Maduro did his best to inflate the incident into a major terrorist attack. “I have activated the entire armed forces to defend the peace,” he said. “Sooner or later, we are going to capture that helicopter and those who carried out this terror attack.” (And while we’re at it, we’ll round up a lot of opposition supporters.)

Maduro can no longer stay in power by democratic means. There is no doubt he won the presidency by a narrow but genuine majority (1.5 per cent) in the 2013 election that followed the death of Hugo Chavez, the hero-founder of the United Socialist Party of Venezuela. But there is also no doubt the opposition coalition, the Democratic Unity Roundtable, won a landslide victory in the parliament­ary election of 2015.

What made the difference was the price of oil. In 2013 it was around $100 a barrel. By 2015 it was in the low $40s, and it is still there today.

Venezuela is not a rich country, although most Venezuelan­s believe it is. It has a lot of oil, but it produces almost nothing else and imports practicall­y everything it consumes. So it is rich when oil is at $100, but it is very poor when it is below $50. The country is therefore now broke.

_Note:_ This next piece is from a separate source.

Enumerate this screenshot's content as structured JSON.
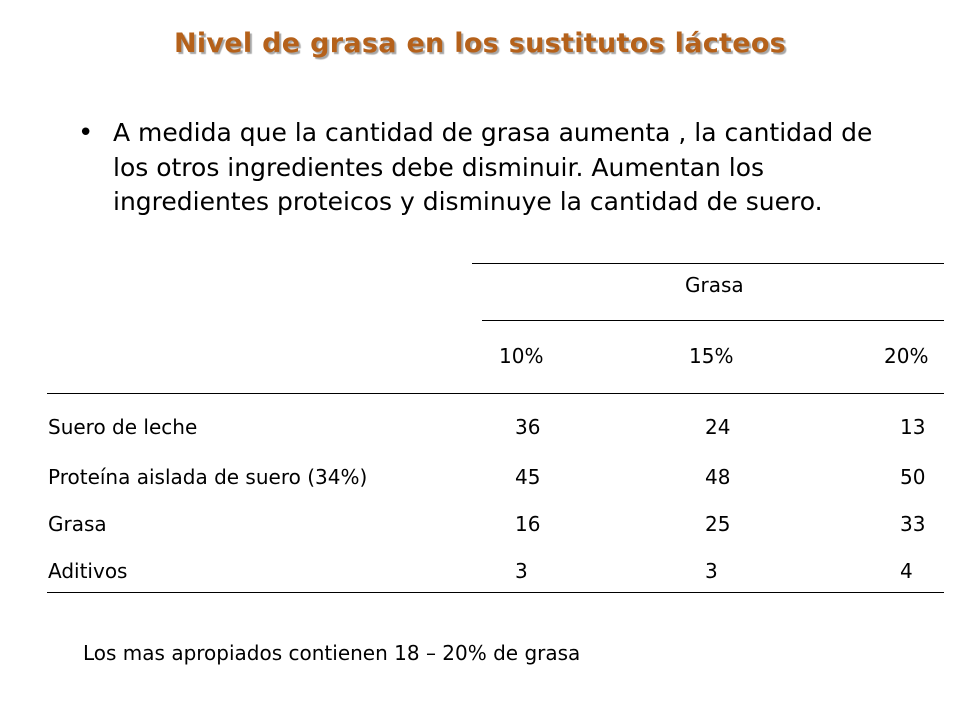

For reasons having nothing to do with alleged plots by the U.S. or the wicked local elites, per capita income in Venezuela has fallen by more than half in the past two years. So people are angry, including many of the poor people who benefitted from Chavez’s generosity with the oil revenues back in the good old days. There is a presidenti­al election due next year, and as things stand now Maduro would probably lose by two to one.

The National Assembly has had a two-thirds majority of opposition members since the 2015 election, and it has been pressing hard to bring the presidenti­al election forward to this year. Maduro had to stop that, and his first step was to have the Supreme Court, which is packed with Chavez and Maduro appointees, strip the National Assembly of all its powers and take them for itself.

This is what triggered the daily anti-government demonstrat­ions that began in early April. The Supreme Court’s action was clearly unconstitu­tional, and after three days that also saw protests from members of his own party, Maduro ordered the judges to backtrack on their decree. But the protesters stayed out in the street. Despite 70 dead in the past three months, they are still there.

So Maduro, desperate to sideline the National Assembly, came up with the idea of rewriting the constituti­on. There was no referendum to test popular support for this idea, and the people in the “constituen­t assembly” are being chosen according to rules set by the Maduro government.

Nobody is fooled by all this flimflam, and it is no surprise that Oscar Perez, whether he is a deluded revolution­ary or a secret government stooge flying false colours, chose to drop grenades on the Supreme Court.

Maduro has his pretext, and will now clamp down harder and try to terrify the opposition into submission. It is probably going to get much nastier yet in Venezuela.